Genotype-negative hypertrophic cardiomyopathy: Exploring the role of cardiovascular risk factors in disease expression

Background: Hypertrophic cardiomyopathy (HCM) is the most common inherited myocardial disease. An inheritable cause is identified in approximately half of patients. Earlier research has identified clinical differences between genotype-positive (G+) and genotype-negative (G-) HCM patients, which this study aimed to further explore.
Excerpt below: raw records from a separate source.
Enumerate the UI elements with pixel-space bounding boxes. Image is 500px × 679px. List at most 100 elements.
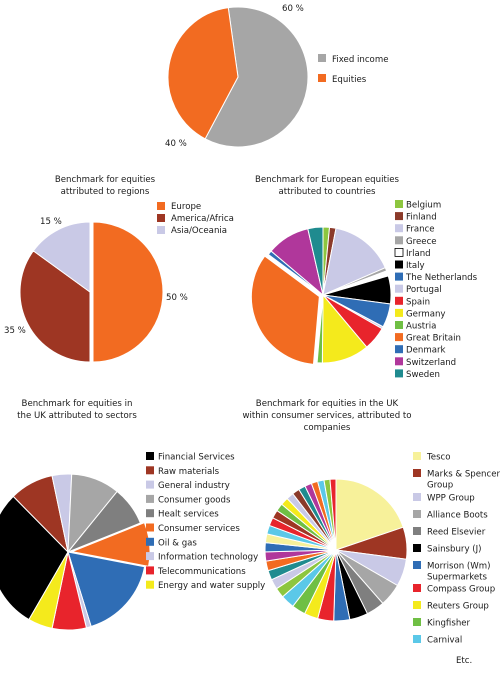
value-label-asia-oceania: 15 %: [40, 217, 62, 227]
pie-slice-great-britain: [250, 255, 320, 365]
legend-label-telecommunications: Telecommunications: [157, 567, 246, 577]
pie-slice-equities: [167, 7, 239, 140]
legend-label-fixed-income: Fixed income: [332, 55, 388, 65]
legend-label-raw-materials: Raw materials: [158, 467, 220, 477]
legend-swatch-denmark: [395, 345, 403, 354]
legend-swatch-wpp-group: [413, 493, 421, 501]
legend-swatch-raw-materials: [146, 466, 154, 475]
legend-swatch-europe: [157, 202, 165, 210]
legend-label-finland: Finland: [406, 213, 437, 223]
legend-swatch-marks-spencer-group: [413, 469, 421, 477]
pie-slice-oil-gas: [67, 551, 146, 627]
legend-label-oil-gas: Oil & gas: [158, 538, 197, 548]
legend-label-carnival: Carnival: [427, 636, 462, 646]
legend-swatch-fixed-income: [318, 54, 326, 62]
chart-title-companies-line-2: within consumer services, attributed to: [242, 411, 411, 421]
pie-slice-tesco: [335, 478, 404, 551]
legend-swatch-consumer-services: [146, 523, 154, 532]
legend-swatch-italy: [395, 260, 403, 269]
legend-label-alliance-boots: Alliance Boots: [427, 511, 488, 521]
legend-label-germany: Germany: [406, 309, 446, 319]
legend-label-equities: Equities: [332, 75, 367, 85]
legend-swatch-germany: [395, 308, 403, 317]
legend-label-the-netherlands: The Netherlands: [405, 273, 478, 283]
legend-swatch-belgium: [395, 200, 403, 208]
legend-swatch-sweden: [395, 369, 403, 378]
legend-swatch-finland: [395, 212, 403, 221]
legend-swatch-carnival: [413, 635, 421, 643]
legend-label-general-industry: General industry: [158, 481, 230, 491]
legend-swatch-healt-services: [146, 509, 154, 518]
legend-label-healt-services: Healt services: [158, 510, 219, 520]
legend-label-compass-group: Compass Group: [427, 585, 495, 595]
legend-label-reuters-group: Reuters Group: [427, 602, 489, 612]
legend-label-great-britain: Great Britain: [406, 334, 461, 344]
legend-swatch-asia-oceania: [157, 226, 165, 234]
chart-title-companies-line-3: companies: [304, 423, 351, 433]
legend-swatch-reuters-group: [413, 601, 421, 609]
pie-chart-companies: [264, 478, 408, 622]
legend-label-etc: Etc.: [456, 656, 472, 666]
legend-swatch-america-africa: [157, 214, 165, 222]
legend-label-france: France: [406, 225, 435, 235]
legend-label-italy: Italy: [406, 261, 425, 271]
chart-title-companies-line-1: Benchmark for equities in the UK: [256, 399, 399, 409]
legend-label-reed-elsevier: Reed Elsevier: [427, 528, 486, 538]
legend-label-greece: Greece: [406, 237, 437, 247]
value-label-europe: 50 %: [166, 293, 188, 303]
chart-title-countries-line-2: attributed to countries: [279, 187, 376, 197]
chart-title-countries-line-1: Benchmark for European equities: [255, 175, 400, 185]
value-label-fixed-income: 60 %: [282, 4, 304, 14]
legend-swatch-austria: [395, 321, 403, 329]
pie-slice-america-africa: [19, 250, 91, 363]
legend-swatch-the-netherlands: [395, 272, 403, 281]
pie-slice-france: [322, 227, 386, 296]
chart-title-sectors-line-2: the UK attributed to sectors: [17, 411, 137, 421]
pie-slice-financial-services: [0, 495, 69, 621]
legend-swatch-morrison-wm-supermarkets: [413, 561, 421, 569]
pie-slice-fixed-income: [204, 6, 309, 148]
legend-swatch-consumer-goods: [146, 494, 154, 503]
legend-swatch-irland: [394, 247, 404, 257]
legend-label-sweden: Sweden: [406, 370, 440, 380]
legend-label-europe: Europe: [171, 202, 201, 212]
pie-slice-austria: [316, 294, 324, 364]
legend-swatch-compass-group: [413, 584, 421, 592]
legend-label-spain: Spain: [406, 297, 430, 307]
legend-label-consumer-goods: Consumer goods: [158, 495, 231, 505]
pie-slice-other-20: [329, 478, 337, 551]
legend-swatch-france: [395, 224, 403, 233]
legend-swatch-energy-and-water-supply: [146, 580, 154, 589]
legend-swatch-spain: [395, 296, 403, 305]
pie-slice-europe: [92, 221, 164, 363]
legend-swatch-general-industry: [146, 480, 154, 489]
chart-title-regions-line-2: attributed to regions: [61, 187, 150, 197]
legend-label-morrison-wm-supermarkets-line-1: Morrison (Wm): [427, 562, 490, 572]
legend-swatch-great-britain: [395, 333, 403, 342]
legend-swatch-switzerland: [395, 357, 403, 366]
pie-chart-regions: [19, 221, 164, 363]
legend-swatch-financial-services: [146, 452, 154, 460]
legend-swatch-portugal: [395, 284, 403, 293]
legend-label-tesco: Tesco: [426, 453, 451, 463]
legend-label-sainsbury-j: Sainsbury (J): [427, 545, 482, 555]
legend-label-marks-spencer-group-line-1: Marks & Spencer: [427, 470, 500, 480]
pie-chart-countries: [250, 226, 392, 365]
legend-label-america-africa: America/Africa: [171, 214, 234, 224]
legend-label-belgium: Belgium: [406, 201, 441, 211]
legend-label-wpp-group: WPP Group: [427, 494, 475, 504]
pie-slice-asia-oceania: [32, 221, 91, 293]
chart-title-sectors-line-1: Benchmark for equities in: [22, 399, 133, 409]
legend-label-information-technology: Information technology: [158, 553, 258, 563]
pie-chart-sectors: [0, 473, 151, 631]
legend-label-financial-services: Financial Services: [158, 453, 235, 463]
value-label-america-africa: 35 %: [4, 326, 26, 336]
legend-label-marks-spencer-group-line-2: Group: [427, 481, 453, 491]
chart-title-regions-line-1: Benchmark for equities: [55, 175, 156, 185]
legend-label-austria: Austria: [406, 322, 436, 332]
legend-swatch-oil-gas: [146, 537, 154, 546]
pie-slice-healt-services: [67, 490, 141, 553]
value-label-equities: 40 %: [165, 139, 187, 149]
pie-slice-sweden: [307, 226, 324, 296]
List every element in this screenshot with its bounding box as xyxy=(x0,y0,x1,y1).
Methods and results: Differences in baseline characteristics, including cardiovascular risk factors (CVRF), and phenotypical factors between G+ and G- patients were explored. Subanalyses among distinct age groups and sexes were performed. A total of 422 HCM (46 % G-, 54 % G+) patients were included. G- patients were older (62 vs 54 years, p < 0.001), experienced more limiting cardiac symptoms (47 % vs 28 %, p = 0.008), and more frequent left ventricular outflow tract obstruction (57 % vs 38 %, p < 0.001). CVRF were more prevalent in G- than in G+ HCM patients (70 % vs 41 %, p < 0.001), with hypertension being the most prevalent factor (51 % vs 22 %, p < 0.001). Despite adjusting for patient age, CVRF presence significantly predicted G- classification (OR 2.3, 95 %CI 1.5–3.6, p < 0.001). Female G- patients were less prevalent in younger age groups, and only in the older age group (>60 years) were female G- patients diagnosed later than their G+ counterparts. Conclusion: CVRF, particularly hypertension, are more prevalent in G- patients independent of age, suggesting that cardiovascular health may contribute to HCM disease development. Male-female differences suggest female-specific factors affecting the development of HCM in women. Recognizing G- HCM as a distinct clinical entity may have important implications for patient management, and a more comprehensive understanding of its aetiology may aid in tailoring future therapies.